Un village qui fait dans le cresson, salade qui est plus populaire que la laitue, la romaine ou autres icebergs. Un jardin d’Eden, car outre les bassins de pierre et d’eau pure que sont les cressonnières, il y a profusion de mangues, goyaves, et autres fruits tropicaux. Les chèvres aperçues seront plus tard du cabri grillé et le cochon encore silencieux ne le sera pas longtemps.

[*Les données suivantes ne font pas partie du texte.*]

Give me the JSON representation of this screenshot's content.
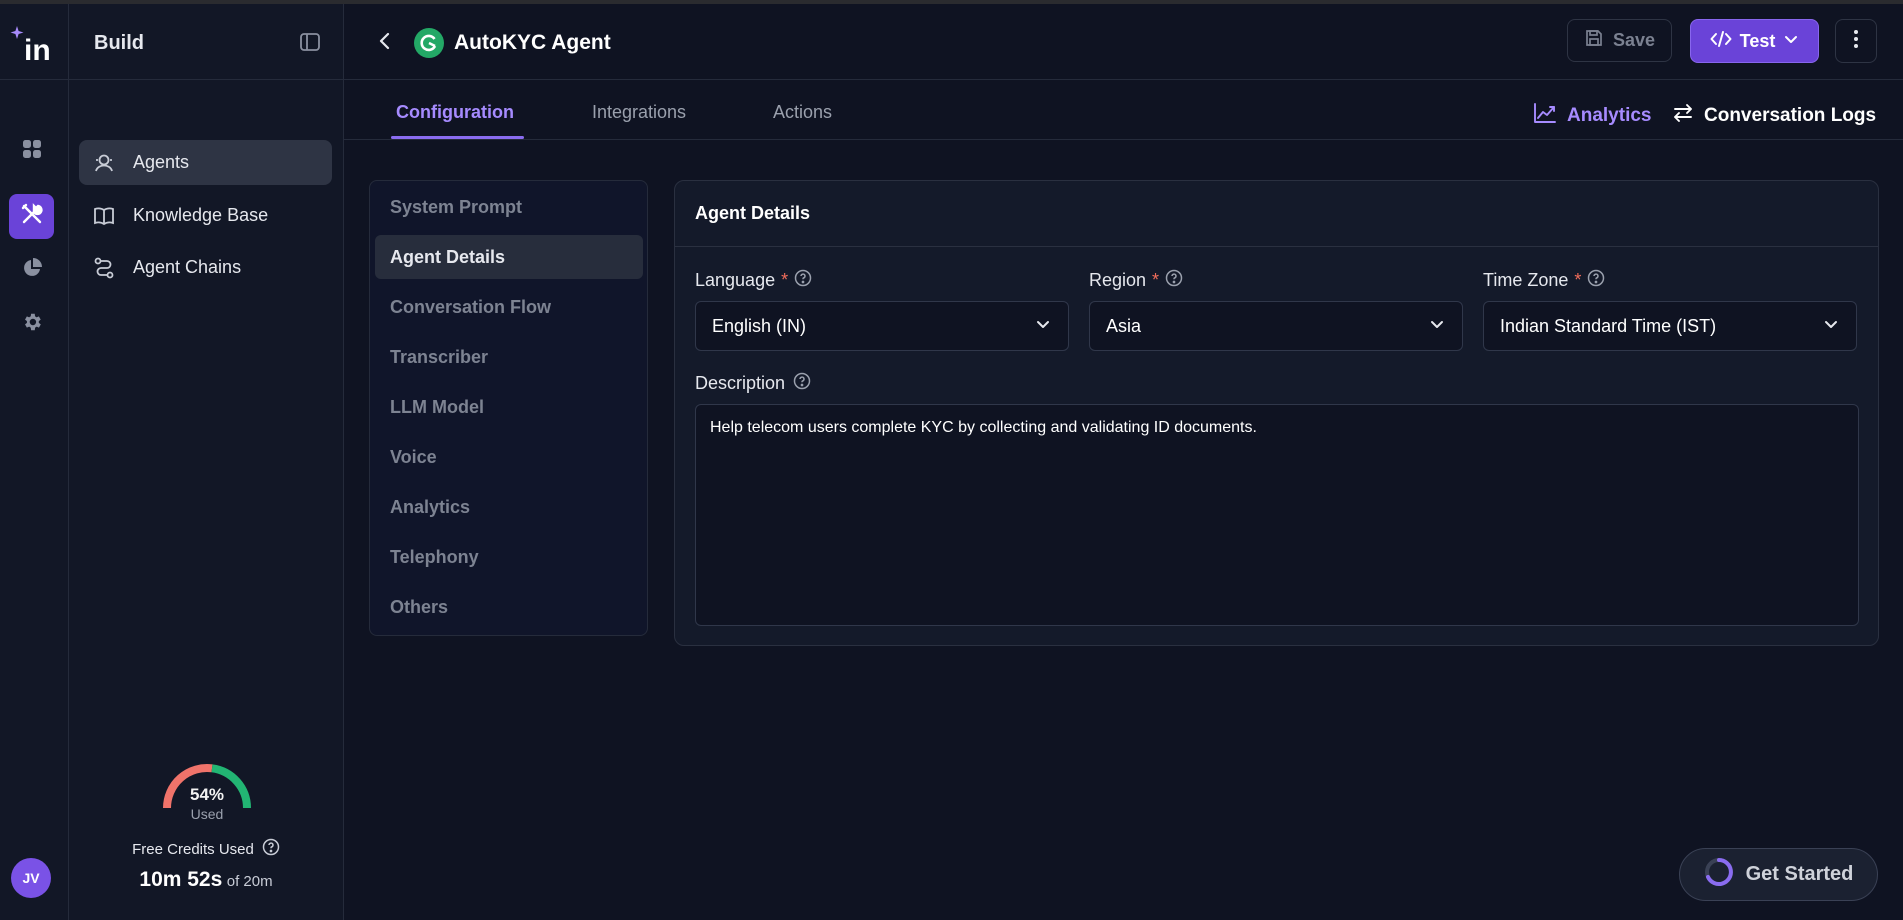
{
  "brand": {
    "logo_text": "in"
  },
  "rail": {
    "items": [
      {
        "icon": "grid-icon"
      },
      {
        "icon": "tools-icon",
        "active": true
      },
      {
        "icon": "pie-chart-icon"
      },
      {
        "icon": "gear-icon"
      }
    ],
    "avatar_initials": "JV"
  },
  "sidebar": {
    "title": "Build",
    "items": [
      {
        "label": "Agents",
        "icon": "agent-icon",
        "active": true
      },
      {
        "label": "Knowledge Base",
        "icon": "book-icon"
      },
      {
        "label": "Agent Chains",
        "icon": "chain-icon"
      }
    ],
    "credits": {
      "percent": 54,
      "percent_label": "54%",
      "used_label": "Used",
      "label": "Free Credits Used",
      "value": "10m 52s",
      "of": "of 20m"
    }
  },
  "header": {
    "agent_name": "AutoKYC Agent",
    "save_label": "Save",
    "test_label": "Test"
  },
  "tabs": {
    "items": [
      "Configuration",
      "Integrations",
      "Actions"
    ],
    "active": "Configuration",
    "analytics_label": "Analytics",
    "logs_label": "Conversation Logs"
  },
  "subnav": {
    "items": [
      "System Prompt",
      "Agent Details",
      "Conversation Flow",
      "Transcriber",
      "LLM Model",
      "Voice",
      "Analytics",
      "Telephony",
      "Others"
    ],
    "active": "Agent Details"
  },
  "panel": {
    "title": "Agent Details",
    "language": {
      "label": "Language",
      "value": "English (IN)"
    },
    "region": {
      "label": "Region",
      "value": "Asia"
    },
    "timezone": {
      "label": "Time Zone",
      "value": "Indian Standard Time (IST)"
    },
    "description": {
      "label": "Description",
      "value": "Help telecom users complete KYC by collecting and validating ID documents."
    },
    "required_mark": "*"
  },
  "get_started_label": "Get Started",
  "colors": {
    "accent": "#6a43d8",
    "accent_text": "#a68bff",
    "gauge_red": "#f0736a",
    "gauge_green": "#22b573"
  }
}
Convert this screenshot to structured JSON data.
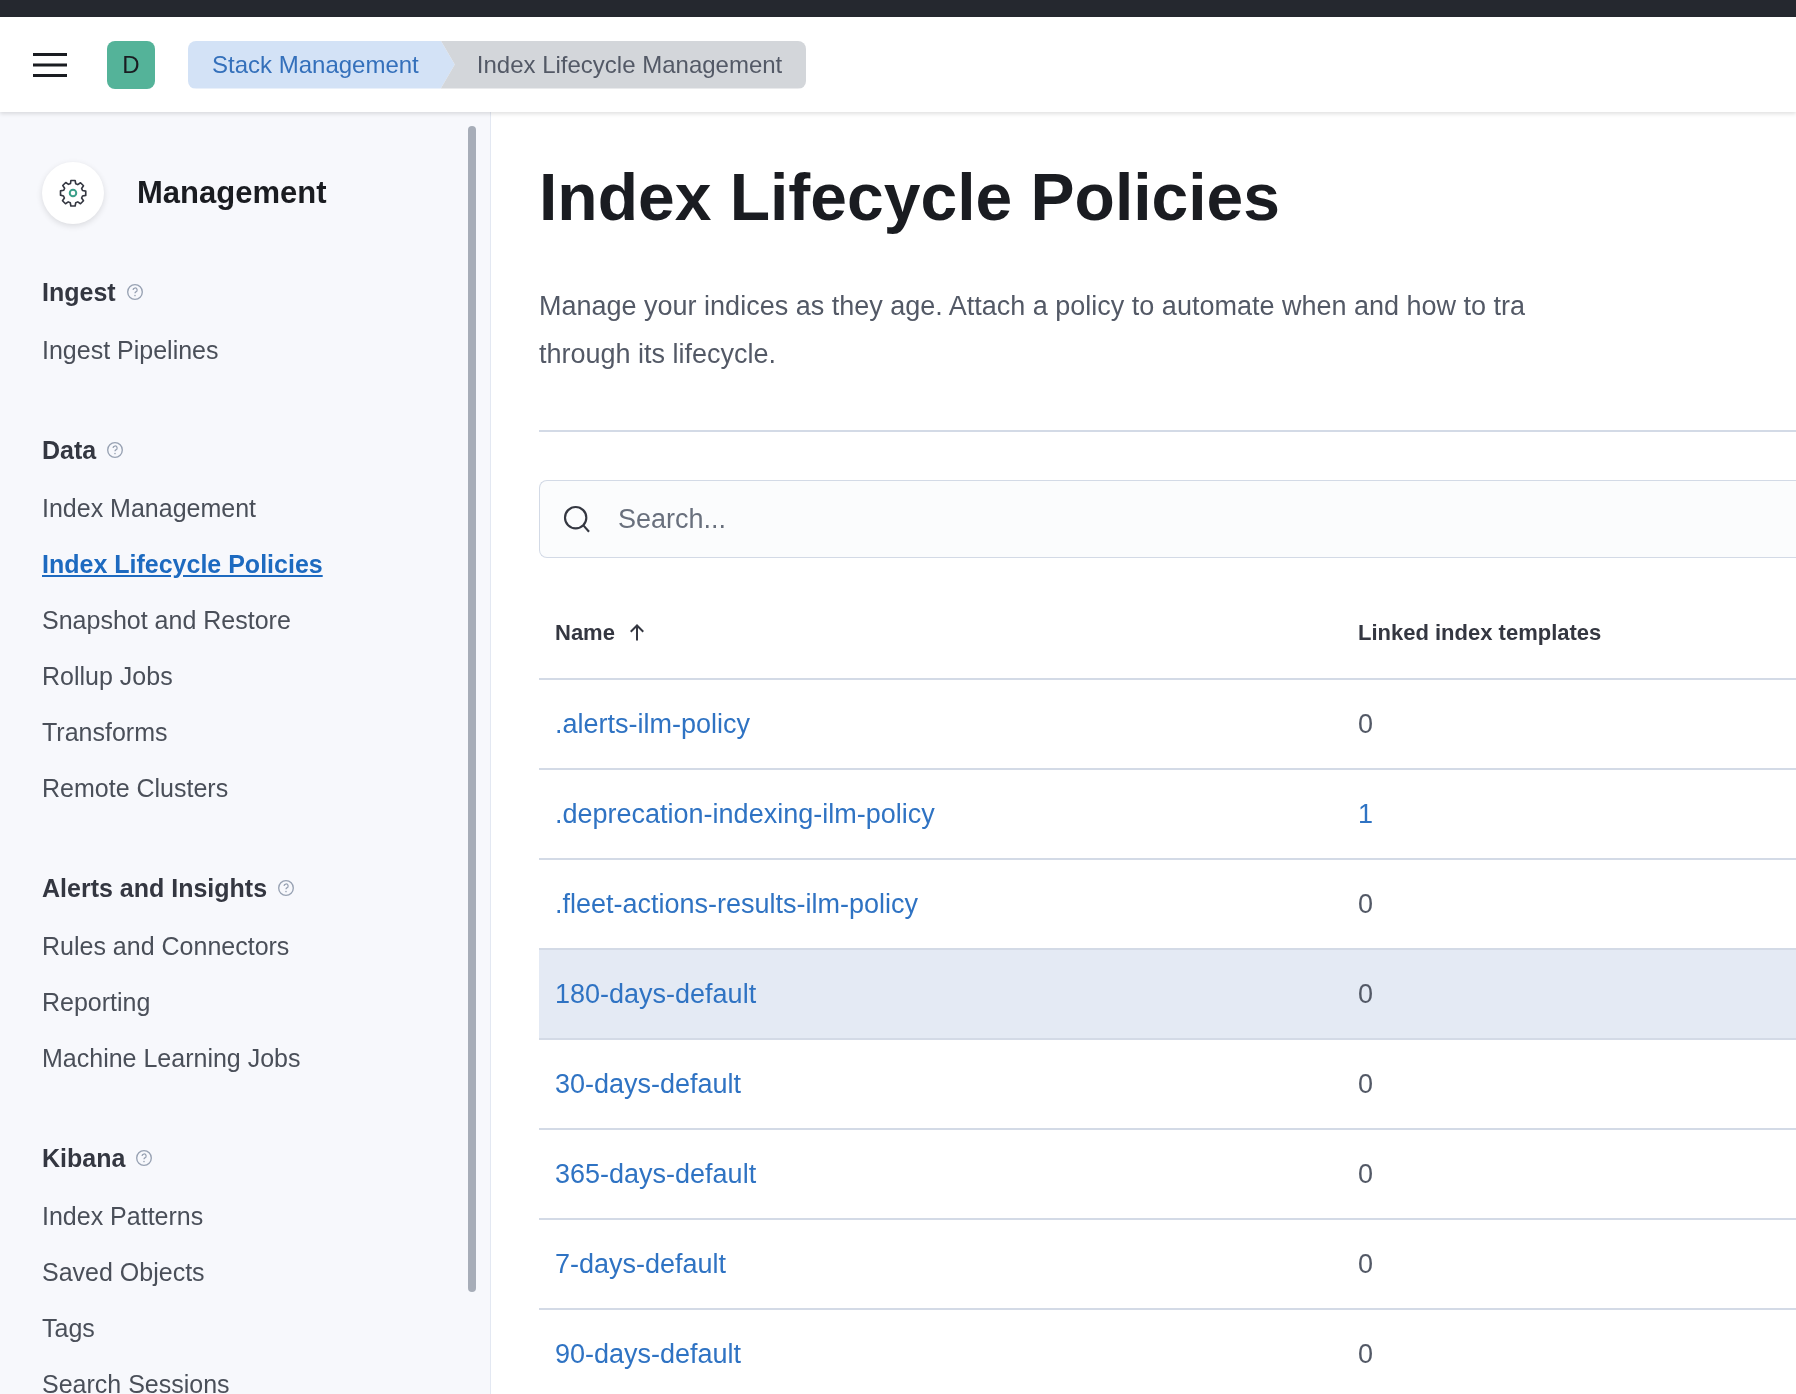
{
  "header": {
    "avatar": "D",
    "breadcrumbs": [
      {
        "label": "Stack Management",
        "selected": false
      },
      {
        "label": "Index Lifecycle Management",
        "selected": true
      }
    ]
  },
  "sidebar": {
    "title": "Management",
    "sections": [
      {
        "title": "Ingest",
        "items": [
          {
            "label": "Ingest Pipelines",
            "selected": false
          }
        ]
      },
      {
        "title": "Data",
        "items": [
          {
            "label": "Index Management",
            "selected": false
          },
          {
            "label": "Index Lifecycle Policies",
            "selected": true
          },
          {
            "label": "Snapshot and Restore",
            "selected": false
          },
          {
            "label": "Rollup Jobs",
            "selected": false
          },
          {
            "label": "Transforms",
            "selected": false
          },
          {
            "label": "Remote Clusters",
            "selected": false
          }
        ]
      },
      {
        "title": "Alerts and Insights",
        "items": [
          {
            "label": "Rules and Connectors",
            "selected": false
          },
          {
            "label": "Reporting",
            "selected": false
          },
          {
            "label": "Machine Learning Jobs",
            "selected": false
          }
        ]
      },
      {
        "title": "Kibana",
        "items": [
          {
            "label": "Index Patterns",
            "selected": false
          },
          {
            "label": "Saved Objects",
            "selected": false
          },
          {
            "label": "Tags",
            "selected": false
          },
          {
            "label": "Search Sessions",
            "selected": false
          }
        ]
      }
    ]
  },
  "page": {
    "title": "Index Lifecycle Policies",
    "description_lines": [
      "Manage your indices as they age. Attach a policy to automate when and how to tra",
      "through its lifecycle."
    ],
    "search": {
      "placeholder": "Search..."
    },
    "table": {
      "columns": [
        {
          "label": "Name",
          "sorted": true
        },
        {
          "label": "Linked index templates",
          "sorted": false
        }
      ],
      "rows": [
        {
          "name": ".alerts-ilm-policy",
          "linked": "0",
          "linked_is_link": false,
          "highlighted": false
        },
        {
          "name": ".deprecation-indexing-ilm-policy",
          "linked": "1",
          "linked_is_link": true,
          "highlighted": false
        },
        {
          "name": ".fleet-actions-results-ilm-policy",
          "linked": "0",
          "linked_is_link": false,
          "highlighted": false
        },
        {
          "name": "180-days-default",
          "linked": "0",
          "linked_is_link": false,
          "highlighted": true
        },
        {
          "name": "30-days-default",
          "linked": "0",
          "linked_is_link": false,
          "highlighted": false
        },
        {
          "name": "365-days-default",
          "linked": "0",
          "linked_is_link": false,
          "highlighted": false
        },
        {
          "name": "7-days-default",
          "linked": "0",
          "linked_is_link": false,
          "highlighted": false
        },
        {
          "name": "90-days-default",
          "linked": "0",
          "linked_is_link": false,
          "highlighted": false
        }
      ]
    }
  }
}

Des enfants par dizaines qui ne réclament pas le dollar salvateur, des ados qui saluent le passant, des femmes qui ramassent le cresson, une école avec 2 classes et deux tableaux d’ardoise, des hommes aux champs et un gros amandier… histoire de se calmer les nerfs.

 

Le Musée Colonial Ogier Fombrun; un véritable parcours historique de la riche histoire haïtienne. Des artefacts Taïnos à ceux de l’esclavagisme et du colonialisme, on se promène dans un dédale de meubles, avec de nombreuses références qui expliquent les différents items en montre. Une maquette géante de l’habitation sucrière et les fers qui enserraient les esclaves démontrent les conditions de grandeurs bourgeoises et celles des travailleurs de la canne. La Roue qui faisait tourner l’eau, comme symbole géant de cette époque. La maison qui l’abrite est la maison originale, totalement restaurée, avec salle de conférence à l’appui. On y prévoit des ajouts, une bibliothèque, etc. mireillefombrun@hotmail.com museeOF@moulinsurmer.com

* Dans le registre de la canne à sucre et si vous êtes à Port-au-Prince, un tour du côté Parc historique de la canne à sucre est également un incontournable. En dehors de l’histoire et des salles pour concerts, un restaurant et un détail amusant; les chasse-mouches naturels qui pendent à l’extérieur. De petits sacs d’eau pendus aux poutres extérieures. Quand la mouche s’approche et se regarde, elle se voit énorme et s’enfuit… Un lieu également de spectacles à l’extérieur.
 

Trekking dans les hauteurs et visite de Fort Drouet avec sur la route, les ruines des habitations coloniales. La route est difficile...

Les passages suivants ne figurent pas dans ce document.